Corresponding author. Tel.: +33-2-4135-4573; fax: +33-2-4135-5280
e-mail: chbaufreton{at}chu-angers.fr
Key Words: Aorta Thoracic surgery Cardiopulmonary bypass Perfusion methods Brain/blood supply Neuropsychological tests Cognition disorders
We read with great interest the article by Reich and colleagues entitled "Retrograde cerebral perfusion during thoracic aortic surgery and late neuropsychological dysfunction" [1]. The authors concluded that retrograde cerebral perfusion (RCP) was associated with postoperative neurological deficits and adverse neuropsychological outcome in a small cohort of patients undergoing thoracic aortic surgery.
We would appreciate the opportunity to comment on their results since we have demonstrated evidence of brain perfusion through RCP [2], and since we published, 3 years ago, our initial experience in acute surgery of the aortic arch [3]. In quite a similar number of patients with prolonged RCP as reported by Reich, we found that RCP exceeding 45 min in duration in 90% of our patients (median duration at 68 min) was safe from a neuropsychological point of view.
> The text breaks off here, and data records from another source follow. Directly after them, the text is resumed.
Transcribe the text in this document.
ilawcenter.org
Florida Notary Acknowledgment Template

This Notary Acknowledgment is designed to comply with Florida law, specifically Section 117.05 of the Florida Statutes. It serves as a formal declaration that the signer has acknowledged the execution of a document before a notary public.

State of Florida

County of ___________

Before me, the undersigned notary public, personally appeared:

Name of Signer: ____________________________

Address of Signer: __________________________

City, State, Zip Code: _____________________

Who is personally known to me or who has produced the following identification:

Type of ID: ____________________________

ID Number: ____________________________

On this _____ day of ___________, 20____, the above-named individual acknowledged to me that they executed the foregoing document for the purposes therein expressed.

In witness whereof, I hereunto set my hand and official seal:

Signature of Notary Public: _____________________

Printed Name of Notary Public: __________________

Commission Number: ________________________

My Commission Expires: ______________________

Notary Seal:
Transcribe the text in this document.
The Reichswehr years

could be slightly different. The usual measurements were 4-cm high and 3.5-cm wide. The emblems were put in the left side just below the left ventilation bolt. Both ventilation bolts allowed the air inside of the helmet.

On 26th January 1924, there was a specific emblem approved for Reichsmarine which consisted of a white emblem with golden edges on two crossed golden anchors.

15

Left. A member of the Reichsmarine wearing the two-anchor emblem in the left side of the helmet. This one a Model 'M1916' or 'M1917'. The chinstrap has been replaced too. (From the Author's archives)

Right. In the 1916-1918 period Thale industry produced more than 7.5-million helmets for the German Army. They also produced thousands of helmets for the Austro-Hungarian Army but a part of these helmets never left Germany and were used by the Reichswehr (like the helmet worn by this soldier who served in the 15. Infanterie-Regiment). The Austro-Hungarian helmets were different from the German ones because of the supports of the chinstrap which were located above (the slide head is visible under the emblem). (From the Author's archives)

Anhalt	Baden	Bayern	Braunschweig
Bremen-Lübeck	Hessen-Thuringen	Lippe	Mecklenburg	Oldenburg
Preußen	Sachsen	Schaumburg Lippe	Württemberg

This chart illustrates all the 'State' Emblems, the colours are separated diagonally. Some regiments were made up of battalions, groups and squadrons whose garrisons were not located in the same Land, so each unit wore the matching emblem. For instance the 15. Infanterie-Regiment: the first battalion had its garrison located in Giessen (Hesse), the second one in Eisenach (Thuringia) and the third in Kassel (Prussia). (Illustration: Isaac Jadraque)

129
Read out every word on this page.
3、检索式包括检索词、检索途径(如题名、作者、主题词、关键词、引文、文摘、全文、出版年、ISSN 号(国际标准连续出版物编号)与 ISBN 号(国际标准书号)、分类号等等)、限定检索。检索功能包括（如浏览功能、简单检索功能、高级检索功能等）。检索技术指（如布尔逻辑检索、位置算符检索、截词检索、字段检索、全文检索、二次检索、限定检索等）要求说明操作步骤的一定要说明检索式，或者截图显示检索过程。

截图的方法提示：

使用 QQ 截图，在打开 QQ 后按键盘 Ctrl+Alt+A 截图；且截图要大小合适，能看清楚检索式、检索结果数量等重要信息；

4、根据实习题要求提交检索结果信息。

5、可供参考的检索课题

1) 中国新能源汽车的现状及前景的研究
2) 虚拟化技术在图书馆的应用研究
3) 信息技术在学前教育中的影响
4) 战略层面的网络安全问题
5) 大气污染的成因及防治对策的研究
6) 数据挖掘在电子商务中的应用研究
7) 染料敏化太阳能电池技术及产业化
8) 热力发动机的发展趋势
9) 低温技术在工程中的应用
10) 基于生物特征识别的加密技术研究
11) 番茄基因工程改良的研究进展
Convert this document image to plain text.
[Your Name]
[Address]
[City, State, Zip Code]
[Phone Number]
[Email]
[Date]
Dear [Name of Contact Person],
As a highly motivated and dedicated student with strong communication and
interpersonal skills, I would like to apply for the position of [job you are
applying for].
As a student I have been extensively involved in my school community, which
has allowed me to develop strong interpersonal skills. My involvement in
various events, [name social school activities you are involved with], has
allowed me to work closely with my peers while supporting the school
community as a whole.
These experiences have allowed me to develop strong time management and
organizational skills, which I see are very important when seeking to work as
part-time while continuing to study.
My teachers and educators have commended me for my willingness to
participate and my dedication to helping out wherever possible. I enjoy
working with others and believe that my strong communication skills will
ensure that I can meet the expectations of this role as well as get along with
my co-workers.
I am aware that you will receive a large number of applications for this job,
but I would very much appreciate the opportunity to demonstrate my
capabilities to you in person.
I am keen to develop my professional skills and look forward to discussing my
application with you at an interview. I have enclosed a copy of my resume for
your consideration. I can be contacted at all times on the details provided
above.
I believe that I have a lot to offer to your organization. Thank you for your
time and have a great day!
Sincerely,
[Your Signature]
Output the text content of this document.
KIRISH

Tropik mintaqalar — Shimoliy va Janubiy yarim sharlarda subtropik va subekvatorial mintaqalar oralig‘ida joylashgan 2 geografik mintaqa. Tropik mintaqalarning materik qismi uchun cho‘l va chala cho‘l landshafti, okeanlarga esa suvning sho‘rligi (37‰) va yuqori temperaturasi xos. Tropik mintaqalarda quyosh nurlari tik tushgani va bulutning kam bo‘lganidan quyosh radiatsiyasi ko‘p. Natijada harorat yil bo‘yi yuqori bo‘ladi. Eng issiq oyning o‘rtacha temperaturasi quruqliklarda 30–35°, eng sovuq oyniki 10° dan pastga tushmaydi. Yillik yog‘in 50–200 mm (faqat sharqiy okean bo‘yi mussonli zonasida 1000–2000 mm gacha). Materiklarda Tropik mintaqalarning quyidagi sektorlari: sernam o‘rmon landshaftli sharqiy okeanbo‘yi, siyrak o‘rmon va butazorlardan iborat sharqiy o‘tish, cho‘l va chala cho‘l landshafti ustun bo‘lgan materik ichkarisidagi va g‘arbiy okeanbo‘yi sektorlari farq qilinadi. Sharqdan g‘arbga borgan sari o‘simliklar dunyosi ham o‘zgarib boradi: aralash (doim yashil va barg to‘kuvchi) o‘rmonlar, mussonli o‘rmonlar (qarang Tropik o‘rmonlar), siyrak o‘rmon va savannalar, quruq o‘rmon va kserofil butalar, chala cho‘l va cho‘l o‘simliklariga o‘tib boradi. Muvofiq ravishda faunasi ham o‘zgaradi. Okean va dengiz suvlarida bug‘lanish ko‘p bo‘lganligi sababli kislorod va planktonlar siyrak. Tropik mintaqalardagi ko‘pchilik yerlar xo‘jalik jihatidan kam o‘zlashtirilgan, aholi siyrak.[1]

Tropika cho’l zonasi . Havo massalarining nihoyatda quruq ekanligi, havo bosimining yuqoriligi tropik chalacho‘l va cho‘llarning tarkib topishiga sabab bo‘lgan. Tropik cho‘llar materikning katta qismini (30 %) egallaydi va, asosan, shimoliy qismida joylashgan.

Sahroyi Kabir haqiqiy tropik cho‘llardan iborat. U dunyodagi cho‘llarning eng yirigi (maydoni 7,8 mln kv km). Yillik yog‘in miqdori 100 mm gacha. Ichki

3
Risk factors impairing the long-term neuropsychological performance, namely increasing age and a poor education level, were the same as those generally observed in a population undergoing conventional cardiac surgery. Our results are thus in opposition to the conclusion reported by the authors.
However, the data found in the article by Reich do not support the statements reported in the discussion. Although these elective patients have been prospectively enrolled in a trial under an approved informed consent, the RCP use has not been randomized, and the reason for using it or not was not clearly mentioned, as well as the exclusion criteria for not completing the neuropsychological testing after the operation. It appears that in some patients, RCP was used for washing atheroembolic debris from the brachiocephalic vessels, thus showing evidence that RCP has been employed in a high-risk subset of patients. This is consistent with the fact that those patients having RCP were also older and had longer cerebral ischemic times. Perfusion pressure in the superior vena cava during RCP is generally recommended to range between 25 and 35 mmHg, even up to 50 mmHg [4]. A perfusion pressure of between 15 and 25 mmHg appears to be too low. The association between RCP and a worse neuropsychological outcome has been established statistically on very few patients, particularly in the subgroup of patients more prone to such a poor outcome when the ischemic time exceeded 35 min. Moreover, the statistical relationships between RCP and an adverse outcome were controlled separately for cerebral ischemic time and for age, but did not reach statistical significance when considered together in the multivariate analysis. There are other variables, such as education level or time interval between operation and testing, that are of major importance in that type of neuropsychological evaluation [5,6]. Education level was apparently not considered in the analysis. Furthermore, if the preoperative neuropsychological assessment is available close to the operation (data not shown), it may reflect the magnitude of anxiety more than cognitive function [7]. On the other hand, the influence of cardiopulmonary bypass and general anesthesia may have a significant impact on the neuropsychological performance up to 6 months postoperatively [5,6]. In this study, the postoperative surgical follow-up visit occurred systematically within a time range potentially affected by factors other than RCP itself.
Should we consider that RCP has to be compared with hypothermic circulatory arrest (HCA) for short episodes of cerebral ischemia? HCA protects the brain efficiently for up to 30 min of cerebral ischemia, as mostly encountered in this study. We rather believe that the aim of RCP is first of all to improve the neurological and neuropsychological outcome, knowing that this outcome would be impaired if HCA, as a sole method of cerebral protection, exceeded 45 min in duration. RCP is easy to achieve without additional cannulae disturbing the supra-aortic vessels and allows for precise reconstruction of a markedly diseased aortic arch when required. For the moment, there is no reported upward duration of RCP at a significant cut-off value associated with impaired long-term neuropsychological outcome.